AWS Serverless Sump Chart

I have developed my own Sump Chart website, that involves Raspi for monitoring, Java server for processing and storing data, and Streamlit for data visualization. Those are all meant to imitate a large scale IoT data processing system. This is all good, however, after learning various AWS capability, I decided to attempt to make the whole system run serverless. It will heavily rely on AWS capability, but will be cost less for a relatively simple data visualization project.

Key AWS Capability:

  • S3 as a static web site
  • Lambda for data processing and charting

The plan

(To be updated as necessary)

IoT –> DynamoDB

RaspberryPi python/shell script –> DynamoDB. RaspberryPi Sump pump python code generates data point every minute and add it to a CSV file. I don’t want to change the python code as it’s an OSS software and want to keep it as original. So, I’d like to create code that reads the CSV file and upload to DynamoDB.

  • Python or shell, or low level API
    • Set up DynamoDB
    • Set up API Gateway
    • Sample curl command
    • Shell script to take the last line of CSV, and upload using curl
    • Run the script every minute
  • Directly write to DynamoDB or let Lambda Function to handle with some filtering (e.g. anomaly data points).
  • DynamoDB fields (attributes) - Timestamp, waterlevel e.g. 00:05:06,10.8 (date is from CSV file name)

IoT –> S3

Below, I changed my plan. The original idea was simply put the same CSV file as stored in RaspberryPi to S3. However, after researching and thinking through the system, decided to use DynamoDB instead.

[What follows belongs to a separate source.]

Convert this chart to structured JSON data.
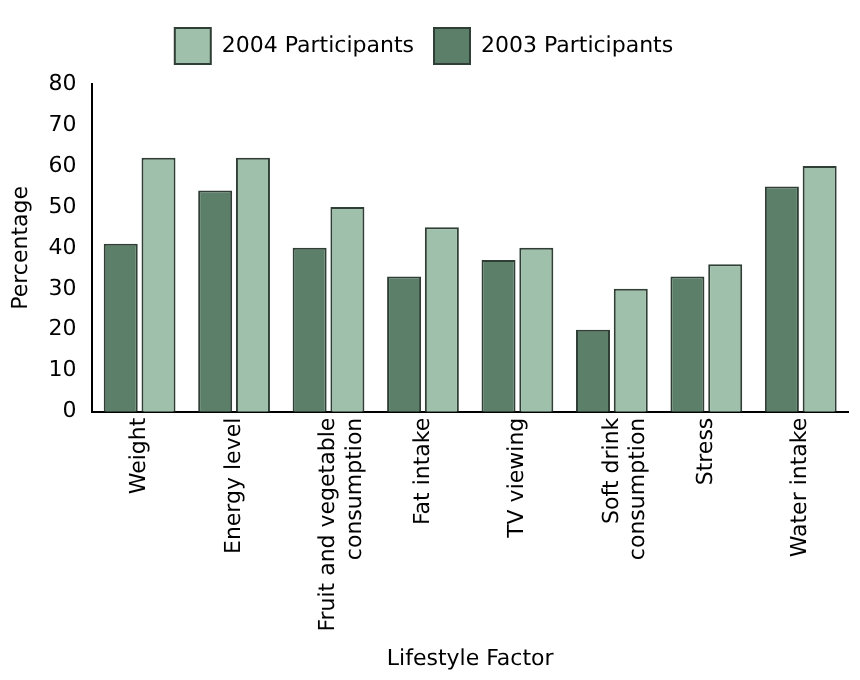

Click to see original idea Implementing a system that sends small data every minute and store it in a CSV file sounds inefficient as a long term solution. > The current [Sump Data](https://github.com/nobudev7/sumpdata) system used a RaspberryPi as a monitoring device, and sends the current water level every minutes to a server. On top, it sends 1 day worth of data to the same server in case there was any missing data points. > I will replace this with either IoT --> S3 directly. However, I might create a small Lambda Function if I find some processing necessary. > This needs a proper IAM setting for API access and permission. (To be documented later)

Lambda Function

I’ll set up a Lambda function that is triggered by the new data on S3. It’ll be a process that takes the new data, and update the water level chart for the day. I might set this up such a way that it runs every time the new data is uploaded (= every minute), or perhaps only every 10 minutes, depending on the processing time and cost of Lambda.

Charting Java application

As the basis of the lambda function, I created a simple CLI Java application that takes CSV files, and output a chart per day to indicate the water level. Using Gemini as the AI tool, I vibe-coded a project that does that using JFree Chart.

The result is Sump Data Visualizer Cli, a Java command line tool that takes

Sump Data Visualizer

Website

The current website is hosted on a Nginx server with Streamlit as a frontend visualization. The plan is to replace it with static S3 based website. The website is structured using Cloud Front and private S3 storage now, as described in Securing Serverless Site - Migrating From S3 Hosting To Amazon Cloudfront Https The above Lambda Function creates charts, and static HTML and CSS will be placed in a same folder that is exposed as a website. A small JavaScript code will get the most up-to-date list of charts, and show the year and month as the table of contents on the web page. It will look similar to the current website, however, everything will be statistically saved on S3, so where will be no server to maintain.